The map translated everything back to herself.
She turned out the light and a lover's hands
caressed the map in the dark from north to south,
lost tourists wandering here and there, all fingers
and thumbs, as their map flapped in the breeze.

So one day, wondering where to go next,
she went back, drove a car for a night and a day,
till the town appeared on her left, the stale cake
of the castle crumbled up on the hill; and she hired
a room with a view and soaked in the bath.
When it grew dark, she went out, thinking
she knew the place like the back of her hand,
but something was wrong. She got lost in arcades,
in streets with new names, in precincts
and walkways, and found that what was familiar

was only façade. Back in her hotel room, she stripped
and lay on the bed. As she slept, her skin sloughed
like a snake's, the skin of her legs like stockings, silvery,
sheer, like the long gloves of the skin of her arms,
the papery camisole from her chest a perfect match
for the tissuey socks of the skin of her feet. Her sleep
peeled her, lifted a honeymoon thong from her groin,
a delicate bra of skin from her breasts, and all of it
patterned A to Z; a small cross where her parents' skulls
grinned at the dark. Her new skin showed barely a mark.

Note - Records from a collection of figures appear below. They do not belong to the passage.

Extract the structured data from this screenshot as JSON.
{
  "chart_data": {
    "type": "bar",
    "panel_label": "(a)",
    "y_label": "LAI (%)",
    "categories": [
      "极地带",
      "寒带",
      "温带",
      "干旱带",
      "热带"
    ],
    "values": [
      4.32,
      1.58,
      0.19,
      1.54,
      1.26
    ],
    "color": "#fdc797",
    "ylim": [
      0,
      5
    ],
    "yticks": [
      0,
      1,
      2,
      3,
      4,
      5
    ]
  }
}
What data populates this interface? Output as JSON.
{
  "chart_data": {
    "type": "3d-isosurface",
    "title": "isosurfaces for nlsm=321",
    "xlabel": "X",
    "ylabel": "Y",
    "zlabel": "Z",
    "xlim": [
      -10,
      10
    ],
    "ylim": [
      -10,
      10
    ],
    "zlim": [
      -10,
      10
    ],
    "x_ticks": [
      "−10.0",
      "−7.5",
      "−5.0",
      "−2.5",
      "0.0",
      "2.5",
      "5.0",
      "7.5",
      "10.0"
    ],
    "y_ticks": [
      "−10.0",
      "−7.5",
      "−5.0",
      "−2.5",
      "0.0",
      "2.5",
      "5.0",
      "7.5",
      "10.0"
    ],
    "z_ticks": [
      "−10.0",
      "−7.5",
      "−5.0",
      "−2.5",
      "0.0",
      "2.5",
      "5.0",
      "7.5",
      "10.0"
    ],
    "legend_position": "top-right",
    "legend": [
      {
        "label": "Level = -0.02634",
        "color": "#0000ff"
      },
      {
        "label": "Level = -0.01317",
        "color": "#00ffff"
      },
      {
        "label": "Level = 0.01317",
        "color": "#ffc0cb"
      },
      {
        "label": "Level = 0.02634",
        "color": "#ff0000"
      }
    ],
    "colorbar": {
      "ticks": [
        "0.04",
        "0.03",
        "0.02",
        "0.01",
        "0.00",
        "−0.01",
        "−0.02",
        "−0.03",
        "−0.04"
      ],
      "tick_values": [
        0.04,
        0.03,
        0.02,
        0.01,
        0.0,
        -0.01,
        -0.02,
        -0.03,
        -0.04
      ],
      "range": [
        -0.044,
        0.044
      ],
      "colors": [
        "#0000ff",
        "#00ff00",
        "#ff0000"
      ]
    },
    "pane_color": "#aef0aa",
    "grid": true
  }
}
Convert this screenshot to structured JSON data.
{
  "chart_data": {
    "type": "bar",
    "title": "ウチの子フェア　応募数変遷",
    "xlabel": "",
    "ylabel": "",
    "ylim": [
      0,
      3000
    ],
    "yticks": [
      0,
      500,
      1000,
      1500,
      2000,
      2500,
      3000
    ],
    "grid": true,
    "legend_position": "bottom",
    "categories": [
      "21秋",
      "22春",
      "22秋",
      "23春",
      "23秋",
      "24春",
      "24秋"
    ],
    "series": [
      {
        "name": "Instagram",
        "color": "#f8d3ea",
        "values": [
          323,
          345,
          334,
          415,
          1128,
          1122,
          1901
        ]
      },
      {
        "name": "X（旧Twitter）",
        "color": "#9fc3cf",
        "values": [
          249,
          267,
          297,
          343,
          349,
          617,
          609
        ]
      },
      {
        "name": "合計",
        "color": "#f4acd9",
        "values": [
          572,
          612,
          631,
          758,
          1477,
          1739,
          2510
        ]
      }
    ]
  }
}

She woke and spread out the map on the floor. What
was she looking for? Her skin was her own small ghost,
a shroud to be dead in, a newspaper for old news
to be read in, gift-wrapping, litter, a suicide letter.
She left it there, dressed, checked out, got in the car.
As she drove, the town in the morning sun glittered
behind her. She ate up the miles. Her skin itched,
like a rash, like a slow burn, felt stretched, as though
it belonged to somebody else. Deep in the bone
old streets tunneled and burrowed, hunting for home.